Gary Johnson

New Mexico Reinstates Straight-Party Voting Just in Time to Thwart Gary Johnson

Democratic secretary of state in heavily Democratic state unilaterally changes voting rule in a way that favors Democrats (and punishes Libertarians). Republicans say they'll sue.

|

||| Roberto E. Rosales/ZUMA Press/Newscom
Roberto E. Rosales/ZUMA Press/Newscom

In a sudden move with suspicious timing, New Mexico Secretary of State Maggie Toulouse Oliver, an elected Democrat, announced today that voters in November will once again be able to vote for every candidate of a political party on the ballot by filling in just one blank. The option, known as the "straight-party" device, gives obvious advantage to parties with high voter-registration totals, while erecting roadblocks to otherwise over-performing candidates from third parties.

Like, say, Libertarian Senate candidate Gary Johnson.

As of July 31, 45.9 percent of eligible New Mexico voters were registered Democrats, compared to 30.5 percent Republican, 0.7 Libertarian, and a combined 1.0 percent other (21.9 percent were unaffiliated). Johnson, in the only three-way poll conducted since he officially announced, was at 21 percent, compared to incumbent Democratic Martin Heinrich's 39 percent and Republican nominee Mick Rich's 11.

Oliver, who made the changes reportedly without so much as a single public hearing on the issue, cast her narrow-casting decision as matter of expanding choice.

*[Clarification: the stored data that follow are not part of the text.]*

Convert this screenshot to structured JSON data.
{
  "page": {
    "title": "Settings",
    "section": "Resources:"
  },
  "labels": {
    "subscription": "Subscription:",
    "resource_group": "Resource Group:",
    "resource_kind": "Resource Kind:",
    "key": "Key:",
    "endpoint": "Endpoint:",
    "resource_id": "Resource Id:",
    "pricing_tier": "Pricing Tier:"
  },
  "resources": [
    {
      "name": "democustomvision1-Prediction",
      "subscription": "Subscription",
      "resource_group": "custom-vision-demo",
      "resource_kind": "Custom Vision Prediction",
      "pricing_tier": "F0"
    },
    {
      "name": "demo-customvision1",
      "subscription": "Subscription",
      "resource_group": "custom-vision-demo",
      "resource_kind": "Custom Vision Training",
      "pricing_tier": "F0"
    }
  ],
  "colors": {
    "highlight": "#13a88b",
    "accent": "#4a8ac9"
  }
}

"The more options people have, the easier it is for more eligible voters to participate—and participation is the key to our democratic process," she said in her statement. "As Secretary of State, I am committed to making it easier—not harder—for New Mexicans to vote….From moms juggling work and kids to elderly veterans who find it hard to stand for long, straight-party voting provides an option for voters that allows their voices to be heard while cutting in half the time it takes them to cast their ballot."

Johnson's reaction was withering.

"Suggesting that New Mexico voters don't want to take the time to actually indicate their preferences for each office is ridiculous," he wrote in an email. "Pushing voters toward straight ticket voting is a worn-out staple of major party incumbents, and flies in the face of the reality that the great majority of voters are independent-minded and don't need or appreciate a ballot that provides a short-cut to partisanship."

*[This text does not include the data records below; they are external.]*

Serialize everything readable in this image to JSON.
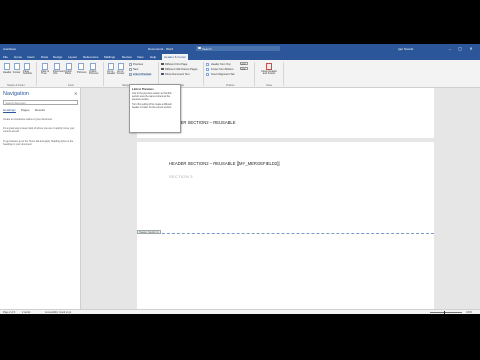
{
  "titlebar": {
    "autosave": "AutoSave",
    "doc_title": "Document1 - Word",
    "search_placeholder": "Search",
    "user": "Igor Stozub",
    "min": "–",
    "max": "▢",
    "close": "✕"
  },
  "tabs": [
    "File",
    "Home",
    "Insert",
    "Draw",
    "Design",
    "Layout",
    "References",
    "Mailings",
    "Review",
    "View",
    "Help",
    "Header & Footer"
  ],
  "ribbon": {
    "b1": [
      "Header",
      "Footer",
      "Page Number"
    ],
    "b2": [
      "Date & Time",
      "Document Info",
      "Quick Parts",
      "Pictures",
      "Online Pictures"
    ],
    "b3": [
      "Go to Header",
      "Go to Footer"
    ],
    "nav_small": [
      "Previous",
      "Next",
      "Link to Previous"
    ],
    "options": [
      "Different First Page",
      "Different Odd & Even Pages",
      "Show Document Text"
    ],
    "position": [
      "Header from Top:",
      "Footer from Bottom:",
      "Insert Alignment Tab"
    ],
    "position_values": [
      "0.5\"",
      "0.5\""
    ],
    "close": "Close Header and Footer",
    "groups": [
      "Header & Footer",
      "Insert",
      "Navigation",
      "Options",
      "Position",
      "Close"
    ]
  },
  "tooltip": {
    "heading": "Link to Previous",
    "paragraphs": [
      "Link to the previous section so that this section uses the same content as the previous section.",
      "Turn this setting off to create a different header or footer for the current section."
    ]
  },
  "nav": {
    "title": "Navigation",
    "close": "✕",
    "search_placeholder": "Search document",
    "tabs": [
      "Headings",
      "Pages",
      "Results"
    ],
    "help": [
      "Create an interactive outline of your document.",
      "It's a great way to keep track of where you are or quickly move your content around.",
      "To get started, go to the Home tab and apply Heading styles to the headings in your document."
    ]
  },
  "document": {
    "footer_text": "FOOTER SECTION2 – REUSABLE",
    "header_text": "HEADER SECTION2 – REUSABLE [[MY_MERGEFIELD2]]",
    "header_tag": "Header -Section 3-",
    "section_label": "SECTION 3"
  },
  "status": {
    "page": "Page 2 of 3",
    "words": "2 words",
    "accessibility": "Accessibility: Good to go",
    "zoom": "100%"
  },
  "colors": {
    "accent": "#2b579a",
    "ribbon_bg": "#f3f3f3",
    "doc_bg": "#e6e6e6"
  }
}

The Republican Party of New Mexico, meanwhile, has announced its intentions to sue, according to the Associated Press.* (The Libertarian Party has joined; see update below.) And at least one Democrat, state Sen. Jacob Candelaria, complained in response that the practice gives "partisan advantage in low-information elections," according to The Albuquerque Journal.

The decision did not come totally out of the blue: Toulouse Oliver, an elected official seeking re-election this November, has campaigned on reinstating straight-party voting, which the state had eliminated in 2012.

Richard Winger provided further context for the decision over at Ballot Access News:

States have repealed straight ticket devices in the past fifty years are Delaware, Georgia, Illinois, Iowa, Missouri, New Hampshire, North Carolina, Rhode Island, South Dakota, Texas (effective 2019), and Wisconsin. Michigan repealed its device in 2016, but a U.S. District Court recently struck down the Michigan repeal.

Besides Michigan and New Mexico, the only states that still have straight-ticket devices are Alabama, Indiana, Kentucky, Oklahoma, Pennsylvania, South Carolina, and Utah.

It is hard to read straight-ticket voting as anything but representatives from the two major parties blunting third-party competition and cementing their own incumbency, regardless of voters' growing disaffection with party membership and loyalty over time.